Psych recommended a few books today. I will check them out. She said that sometimes depression is actually suppressed anger. Interesting and I can see that. I'll read the book and find out more.

Was going to walk to pick Jax up from school today (I am in desperate need of exercise) but then it started to rain. Might have been the rain dance I did earlier.

Stephen doesn't want to go to Florida now. Until he knows for sure if Marc will be there. Which of course we won't know until maybe at the end of this week when flight prices will skyrocket. Shit. I need a vacation.

I have cramps. I wonder if I will be getting my period. I was going to say AF - been spending too much time at the forums. Never heard of AF until 4 years ago and for 3 of those 4 years I thought it mean "A FRIEND". Never heard AUNT FLO before... I used to say "I fell off the roof" and all my friends did too. Anyway, the first two I had after I weaned Dex were terrible. I am sure it will be more of the same.

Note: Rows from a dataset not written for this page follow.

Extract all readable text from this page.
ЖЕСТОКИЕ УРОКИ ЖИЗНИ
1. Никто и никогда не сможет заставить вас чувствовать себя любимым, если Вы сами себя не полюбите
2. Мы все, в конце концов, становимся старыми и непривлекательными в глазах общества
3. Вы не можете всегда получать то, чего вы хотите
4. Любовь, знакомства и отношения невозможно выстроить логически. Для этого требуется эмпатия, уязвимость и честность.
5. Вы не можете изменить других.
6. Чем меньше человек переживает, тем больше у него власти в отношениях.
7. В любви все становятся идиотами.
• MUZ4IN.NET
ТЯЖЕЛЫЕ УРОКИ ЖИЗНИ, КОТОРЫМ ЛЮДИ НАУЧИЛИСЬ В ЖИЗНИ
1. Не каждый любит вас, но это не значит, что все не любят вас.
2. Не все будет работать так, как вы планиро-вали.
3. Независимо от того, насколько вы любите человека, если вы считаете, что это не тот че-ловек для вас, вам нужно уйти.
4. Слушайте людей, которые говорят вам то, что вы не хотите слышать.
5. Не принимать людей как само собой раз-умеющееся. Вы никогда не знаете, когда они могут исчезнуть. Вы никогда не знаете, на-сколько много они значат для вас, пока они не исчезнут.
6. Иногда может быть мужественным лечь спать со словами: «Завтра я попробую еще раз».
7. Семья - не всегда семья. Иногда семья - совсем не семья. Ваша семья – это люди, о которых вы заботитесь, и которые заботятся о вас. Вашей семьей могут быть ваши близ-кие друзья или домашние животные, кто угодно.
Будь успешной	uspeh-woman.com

I keep having dreams that I am having an affair but his wife always finds out. Weird. Guess I could never sneak around.

Still waiting for my jewelry to be ready. Hopefully tomorrow and I will be donning my new baubles as Stephen calls them.

Well I am off to bed but must take some ibuprofen first. I hope it is safe to take when nursing. Oh it must be - I took a shit load after my c-section...
Dex is virtually daytime potty trained. Whoo-hoo. I don't know what the hell Stephen was thinking, putting Dex to bed last night in underwear. He was soaked from his armpits to his toes. I had to wash every piece of bedding from his bed today. Oh that reminds me - change loads when I am done here.

Cars is still biting while nursing. It is ticking me off and makes me want to wean him. Aargh. (nursing now, can you tell?)

Dex hurt his foot two days ago during a collision with Jax. He is gimping around and I wonder if I should take him to the doctor. Jax hurt his knee after school in the playground and wants me to take him to the doc. Very melodramatic. I also asked Miss Conrad why he started calling himself a troublemaker. She said she does not use that word so she doesn't know and he behaving in class.

Well off to hopefully become less of a mad housewife. God I hate the struggle with the kids to get their shoes on and out the door. Oh, Jax is hopping around "ow-ow-ow". *sigh*

Sunday, January 11, 2004

This is my new blahg. I have decided to start with a clean slate.

Shoe shopping today. Bought Jax and Dex new shoes today (two pair for Jax) and spent $100. Yowsa! They were all on sale too - one pair was 33% off and the other two were 20% off. Anyway, Jax is growing like a weed! Dex's old ones were just looking crummy.

Cars has started latching on funny and my nipple hurts! I am nursing him right now. I cannot get him to correct the latch. I might have to go see a Lactation consultant again to see what we can do about this.

I feel badly for Shelly about the whole Debbie thing. I think Shelly got caught in the crossfire when she had nothing to do with it. Hopefully she will be able to work it out. She is a really good person, I think and she doesn't need this crap.

Cars looks exactly like Jax did at the same age much of today. It will be interesting how much they look alike when they are older.

Dex is almost completely potty trained. Well day trained anyway. We were all counting how many times he used the toilet but we've all lost track. I am so proud of him and best of all, he keeps telling me that he is proud of himself.